To solve the problem step by step, we start with the given series for \( x \): ### Step 1: Write the series The series is given as: \[ x = 3 + \frac{4}{2!} + \frac{8}{3!} + \frac{16}{4!} + \ldots \] ### Step 2: Rewrite the terms Notice that the terms can be rewritten as follows: - The first term \( 3 \) can be expressed as \( 1 + 2 \). - The second term \( \frac{4}{2!} \) can be rewritten as \( \frac{2^2}{2!} \). - The third term \( \frac{8}{3!} \) can be rewritten as \( \frac{2^3}{3!} \). - The fourth term \( \frac{16}{4!} \) can be rewritten as \( \frac{2^4}{4!} \).
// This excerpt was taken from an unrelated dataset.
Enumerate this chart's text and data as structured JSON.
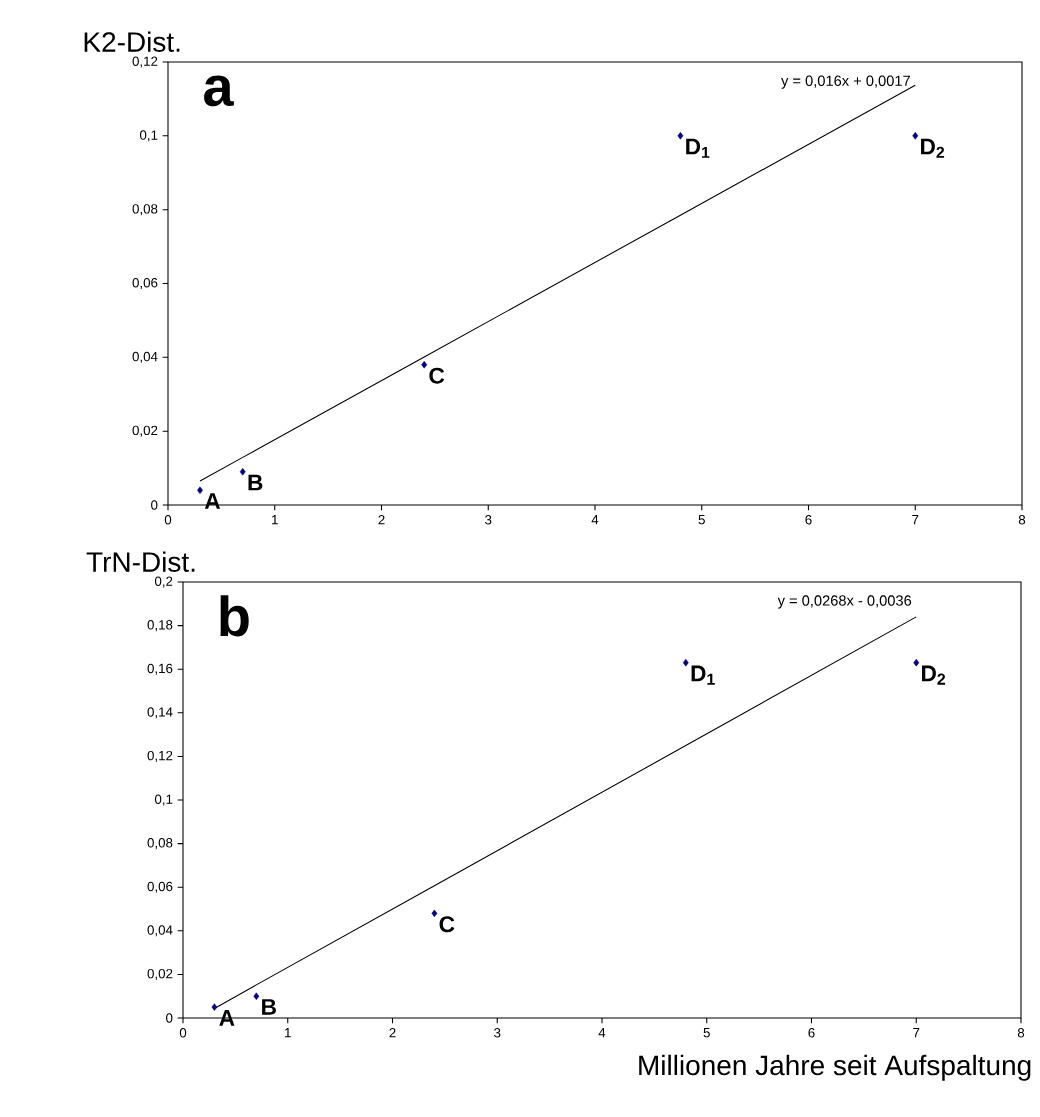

Thus, we can express \( x \) as: \[ x = 1 + 2 + \frac{2^2}{2!} + \frac{2^3}{3!} + \frac{2^4}{4!} + \ldots \] ### Step 3: Identify the series The series \( 1 + 2 + \frac{2^2}{2!} + \frac{2^3}{3!} + \frac{2^4}{4!} + \ldots \) resembles the Taylor series expansion for \( e^x \), specifically: \[ e^x = 1 + x + \frac{x^2}{2!} + \frac{x^3}{3!} + \frac{x^4}{4!} + \ldots \] If we let \( x = 2 \), we get: \[ e^2 = 1 + 2 + \frac{2^2}{2!} + \frac{2^3}{3!} + \frac{2^4}{4!} + \ldots \] ### Step 4: Conclude the value of \( x \) From the above, we can conclude that: \[ x = e^2 \] ### Step 5: Find \( \frac{1}{x} \) Now, we need to find \( \frac{1}{x} \): \[ \frac{1}{x} = \frac{1}{e^2} \] ### Step 6: Simplify the expression Using the property of exponents, we can express this as: \[ \frac{1}{x} = e^{-2} \] ### Final Answer Thus, the value of \( \frac{1}{x} \) is: \[ \frac{1}{x} = e^{-2} \]